Hij was een voorpoststrijder, een wegbereider voor jeugdige schrijvers als
Herwig Leus, Hedwig Speliers, Weverbergh en vele anderen, noem ze de jonge
honden die in de jaren ’60 Vlaanderen en de wereld zouden wakker blaffen.
Een
paard blaft niet, ik weet het wel, maar in mijn gedachten ben ik te veel bij
Lucy de Confolent, mijn appaloosa, dartelend in de prairie van Confolent bij
boer Marcel Warlop. Dit is niet gezond, ik moet dringend naar de dierenarts
voor een spuit. Ook in deze brief komt het paard ongegeneerd vanachter het
hoekje te voorschijn. Waar het hart van vol is…
Ik abonneerde mij op drie tijdschriften over paarden en
kocht een boek over hun verzorging. Bovendien won ik een boek uit de cadeaudoos
van “Het Nieuwsblad”, Jan, ik won een boek: een moderne kinderencyclopedie, Mijn eerste grote kinderencyclopedie van
Andrew Langley. Het eerste naslagwerk voor thuis en op school. Ik heb (nog)
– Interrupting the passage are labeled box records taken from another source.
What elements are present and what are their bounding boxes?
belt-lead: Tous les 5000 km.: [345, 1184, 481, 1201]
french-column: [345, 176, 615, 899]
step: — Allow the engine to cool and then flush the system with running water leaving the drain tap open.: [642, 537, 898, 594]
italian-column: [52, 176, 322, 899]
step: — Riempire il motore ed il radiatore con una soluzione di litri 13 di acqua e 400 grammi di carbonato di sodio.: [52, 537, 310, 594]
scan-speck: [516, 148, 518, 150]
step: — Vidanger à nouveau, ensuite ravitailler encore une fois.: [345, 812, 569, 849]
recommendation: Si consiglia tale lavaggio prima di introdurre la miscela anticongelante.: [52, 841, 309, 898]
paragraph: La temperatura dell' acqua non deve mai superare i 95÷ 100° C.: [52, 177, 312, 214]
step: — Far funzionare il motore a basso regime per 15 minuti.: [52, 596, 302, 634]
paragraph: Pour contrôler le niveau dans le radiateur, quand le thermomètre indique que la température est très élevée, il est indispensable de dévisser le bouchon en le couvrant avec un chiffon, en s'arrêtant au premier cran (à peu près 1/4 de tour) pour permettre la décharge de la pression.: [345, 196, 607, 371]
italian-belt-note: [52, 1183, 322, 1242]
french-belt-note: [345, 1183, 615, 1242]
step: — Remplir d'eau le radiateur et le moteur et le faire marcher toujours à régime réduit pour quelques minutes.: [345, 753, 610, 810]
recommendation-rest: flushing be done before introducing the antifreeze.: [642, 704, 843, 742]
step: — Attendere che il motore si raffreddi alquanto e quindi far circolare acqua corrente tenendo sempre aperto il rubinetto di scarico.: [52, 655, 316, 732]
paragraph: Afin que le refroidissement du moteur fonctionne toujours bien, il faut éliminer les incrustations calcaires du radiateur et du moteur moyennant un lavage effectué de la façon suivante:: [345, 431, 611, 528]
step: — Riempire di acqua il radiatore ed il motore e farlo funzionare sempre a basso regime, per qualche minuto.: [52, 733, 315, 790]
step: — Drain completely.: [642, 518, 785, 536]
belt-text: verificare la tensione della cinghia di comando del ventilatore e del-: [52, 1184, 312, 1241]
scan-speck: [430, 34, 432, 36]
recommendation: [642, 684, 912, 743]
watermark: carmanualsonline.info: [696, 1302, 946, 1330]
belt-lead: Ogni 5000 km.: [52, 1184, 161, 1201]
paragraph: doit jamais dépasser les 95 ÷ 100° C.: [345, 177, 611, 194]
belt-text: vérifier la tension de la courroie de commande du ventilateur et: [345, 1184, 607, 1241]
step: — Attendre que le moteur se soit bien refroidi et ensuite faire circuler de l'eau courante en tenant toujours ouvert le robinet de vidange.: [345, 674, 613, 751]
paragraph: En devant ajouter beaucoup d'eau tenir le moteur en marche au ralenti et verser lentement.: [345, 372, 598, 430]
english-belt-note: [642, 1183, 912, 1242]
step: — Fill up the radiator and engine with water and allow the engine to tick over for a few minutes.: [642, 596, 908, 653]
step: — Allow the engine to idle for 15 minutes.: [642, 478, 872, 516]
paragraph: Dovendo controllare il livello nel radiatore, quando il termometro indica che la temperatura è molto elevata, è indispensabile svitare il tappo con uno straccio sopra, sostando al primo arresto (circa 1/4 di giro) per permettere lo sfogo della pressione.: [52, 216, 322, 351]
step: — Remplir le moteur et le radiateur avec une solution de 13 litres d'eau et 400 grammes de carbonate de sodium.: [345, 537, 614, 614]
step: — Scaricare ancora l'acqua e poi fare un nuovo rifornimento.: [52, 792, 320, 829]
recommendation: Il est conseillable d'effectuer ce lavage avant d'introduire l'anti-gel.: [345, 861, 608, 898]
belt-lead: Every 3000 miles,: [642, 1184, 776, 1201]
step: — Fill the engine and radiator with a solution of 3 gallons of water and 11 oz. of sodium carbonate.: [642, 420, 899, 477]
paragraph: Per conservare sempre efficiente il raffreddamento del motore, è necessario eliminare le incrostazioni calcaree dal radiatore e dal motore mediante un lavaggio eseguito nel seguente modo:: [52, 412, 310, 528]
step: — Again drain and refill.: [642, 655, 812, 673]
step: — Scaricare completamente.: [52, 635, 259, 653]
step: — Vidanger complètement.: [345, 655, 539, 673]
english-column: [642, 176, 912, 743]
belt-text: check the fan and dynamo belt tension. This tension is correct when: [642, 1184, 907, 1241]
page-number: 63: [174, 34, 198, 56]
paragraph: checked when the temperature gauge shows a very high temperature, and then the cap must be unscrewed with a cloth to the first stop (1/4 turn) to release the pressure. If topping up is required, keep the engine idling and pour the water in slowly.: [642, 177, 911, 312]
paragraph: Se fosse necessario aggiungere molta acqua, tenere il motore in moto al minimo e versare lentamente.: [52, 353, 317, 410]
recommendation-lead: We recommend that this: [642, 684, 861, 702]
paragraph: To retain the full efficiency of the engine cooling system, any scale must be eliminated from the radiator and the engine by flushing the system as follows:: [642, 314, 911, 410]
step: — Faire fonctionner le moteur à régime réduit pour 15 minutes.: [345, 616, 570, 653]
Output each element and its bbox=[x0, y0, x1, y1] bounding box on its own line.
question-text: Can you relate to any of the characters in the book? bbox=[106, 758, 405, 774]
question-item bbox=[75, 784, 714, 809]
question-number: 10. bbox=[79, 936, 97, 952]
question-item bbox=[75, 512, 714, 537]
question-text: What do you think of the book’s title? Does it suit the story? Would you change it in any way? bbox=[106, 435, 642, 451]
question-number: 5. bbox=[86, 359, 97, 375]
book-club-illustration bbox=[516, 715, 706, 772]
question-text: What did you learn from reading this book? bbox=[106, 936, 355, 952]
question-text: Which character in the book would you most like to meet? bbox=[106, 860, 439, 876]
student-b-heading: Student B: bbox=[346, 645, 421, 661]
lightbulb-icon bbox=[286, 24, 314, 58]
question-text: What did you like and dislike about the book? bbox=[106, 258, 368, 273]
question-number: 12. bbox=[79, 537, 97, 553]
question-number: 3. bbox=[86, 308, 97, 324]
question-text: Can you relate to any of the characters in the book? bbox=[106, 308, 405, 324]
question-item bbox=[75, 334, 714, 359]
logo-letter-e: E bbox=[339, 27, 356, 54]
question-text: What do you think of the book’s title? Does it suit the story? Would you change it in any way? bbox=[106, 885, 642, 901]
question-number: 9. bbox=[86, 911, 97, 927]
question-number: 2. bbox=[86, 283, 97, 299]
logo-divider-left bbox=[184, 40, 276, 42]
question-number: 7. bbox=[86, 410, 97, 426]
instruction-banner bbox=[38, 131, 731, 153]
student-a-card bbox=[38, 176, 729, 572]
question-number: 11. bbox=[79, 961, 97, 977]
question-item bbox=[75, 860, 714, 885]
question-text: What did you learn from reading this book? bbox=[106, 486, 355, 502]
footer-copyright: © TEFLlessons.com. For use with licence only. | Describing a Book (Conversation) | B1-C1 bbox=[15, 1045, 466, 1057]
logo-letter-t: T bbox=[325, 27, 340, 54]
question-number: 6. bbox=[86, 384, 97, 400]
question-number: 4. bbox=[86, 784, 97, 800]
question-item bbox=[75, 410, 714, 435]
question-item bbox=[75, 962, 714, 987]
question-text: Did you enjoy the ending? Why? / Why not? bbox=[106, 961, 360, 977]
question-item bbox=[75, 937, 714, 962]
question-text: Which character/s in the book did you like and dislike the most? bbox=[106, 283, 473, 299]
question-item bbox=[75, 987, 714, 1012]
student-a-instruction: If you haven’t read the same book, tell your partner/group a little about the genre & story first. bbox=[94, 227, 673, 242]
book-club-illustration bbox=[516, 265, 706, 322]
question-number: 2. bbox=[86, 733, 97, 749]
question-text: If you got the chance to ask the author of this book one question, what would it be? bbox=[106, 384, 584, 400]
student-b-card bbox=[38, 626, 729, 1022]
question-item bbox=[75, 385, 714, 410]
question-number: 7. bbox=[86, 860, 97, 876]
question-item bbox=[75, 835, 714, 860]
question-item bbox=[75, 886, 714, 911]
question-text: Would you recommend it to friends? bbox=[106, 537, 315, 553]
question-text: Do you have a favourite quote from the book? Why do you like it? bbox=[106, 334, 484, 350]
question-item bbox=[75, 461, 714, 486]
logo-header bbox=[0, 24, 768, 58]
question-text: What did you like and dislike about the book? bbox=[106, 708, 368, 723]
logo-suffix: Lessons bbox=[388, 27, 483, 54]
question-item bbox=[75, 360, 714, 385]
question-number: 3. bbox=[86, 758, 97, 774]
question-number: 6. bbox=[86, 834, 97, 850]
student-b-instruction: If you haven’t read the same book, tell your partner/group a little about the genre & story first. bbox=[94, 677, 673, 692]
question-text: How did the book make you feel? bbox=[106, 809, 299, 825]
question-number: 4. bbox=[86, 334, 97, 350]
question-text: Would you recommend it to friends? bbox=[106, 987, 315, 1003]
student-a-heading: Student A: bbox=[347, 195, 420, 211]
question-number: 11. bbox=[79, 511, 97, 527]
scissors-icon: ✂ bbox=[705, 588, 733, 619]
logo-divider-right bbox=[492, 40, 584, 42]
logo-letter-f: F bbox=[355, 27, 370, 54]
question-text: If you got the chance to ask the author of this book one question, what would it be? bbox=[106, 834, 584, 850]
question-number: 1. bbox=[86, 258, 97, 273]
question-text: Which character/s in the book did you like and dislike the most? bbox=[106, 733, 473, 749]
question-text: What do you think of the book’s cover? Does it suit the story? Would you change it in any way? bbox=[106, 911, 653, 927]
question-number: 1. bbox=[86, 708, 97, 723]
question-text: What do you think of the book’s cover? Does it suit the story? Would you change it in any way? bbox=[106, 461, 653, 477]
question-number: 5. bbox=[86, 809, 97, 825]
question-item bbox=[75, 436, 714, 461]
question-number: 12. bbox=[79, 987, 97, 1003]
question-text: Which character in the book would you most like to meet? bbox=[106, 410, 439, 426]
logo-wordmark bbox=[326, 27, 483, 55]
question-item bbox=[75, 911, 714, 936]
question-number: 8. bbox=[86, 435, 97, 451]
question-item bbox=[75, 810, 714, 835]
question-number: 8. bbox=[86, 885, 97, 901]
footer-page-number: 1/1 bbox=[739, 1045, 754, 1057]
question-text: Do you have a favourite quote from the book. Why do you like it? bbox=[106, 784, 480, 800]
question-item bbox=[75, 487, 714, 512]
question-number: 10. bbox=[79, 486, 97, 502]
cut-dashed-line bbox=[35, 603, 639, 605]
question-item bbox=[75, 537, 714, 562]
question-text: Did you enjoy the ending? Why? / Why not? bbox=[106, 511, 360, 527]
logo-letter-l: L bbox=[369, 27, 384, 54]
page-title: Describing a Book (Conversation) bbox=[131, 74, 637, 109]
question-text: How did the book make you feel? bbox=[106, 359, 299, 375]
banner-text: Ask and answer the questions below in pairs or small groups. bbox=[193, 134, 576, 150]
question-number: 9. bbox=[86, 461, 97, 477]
geen kleinkinderen, maar jij hebt een pracht van een dochter: Siel (ik tik
dichter i.p.v. dochter: een teken?). Zou Siel hier blij mee zijn? Ik doe haar
het boek cadeau. Afgesproken?
Boeken vullen onze dagen, dit is juist, maar we mogen ook
de andere(n) niet vergeten: ons lief (mijn vrouw is voor altijd mijn lief),
onze kinderen, onze (weinig echte) vrienden, … Ik heb dat moeten leren, Jan, en
ik geef toe dat Ginette ook in deze zaak mijn ogen heeft geopend: ik hou van
de(ze) mensjes. Weet je wat ik verfoei
en mijd als de pest: onbeleefderiken, gemene typen, “grote ballons met veel en
alleen lucht”, die omdat ze zich zo grootmaken, denken dat ze de wereld
imponeren; mij niet gezien: voor mij telt respect, fatsoen, gezond verstand,
cultuur, vriendschap, spontaniteit… Hoe ouder je wordt, hoe meer je snoeit aan
“de boom van de vriendschap”. Ik maak de laatste tijd veel nieuwe vrienden, jij
onder andere, en Marcel Warlop, en Inge, de vriendin van mijn zoon Peter. Dat
is verrijkend, het geeft je nieuwe adem, levenslust, gezonde lucht.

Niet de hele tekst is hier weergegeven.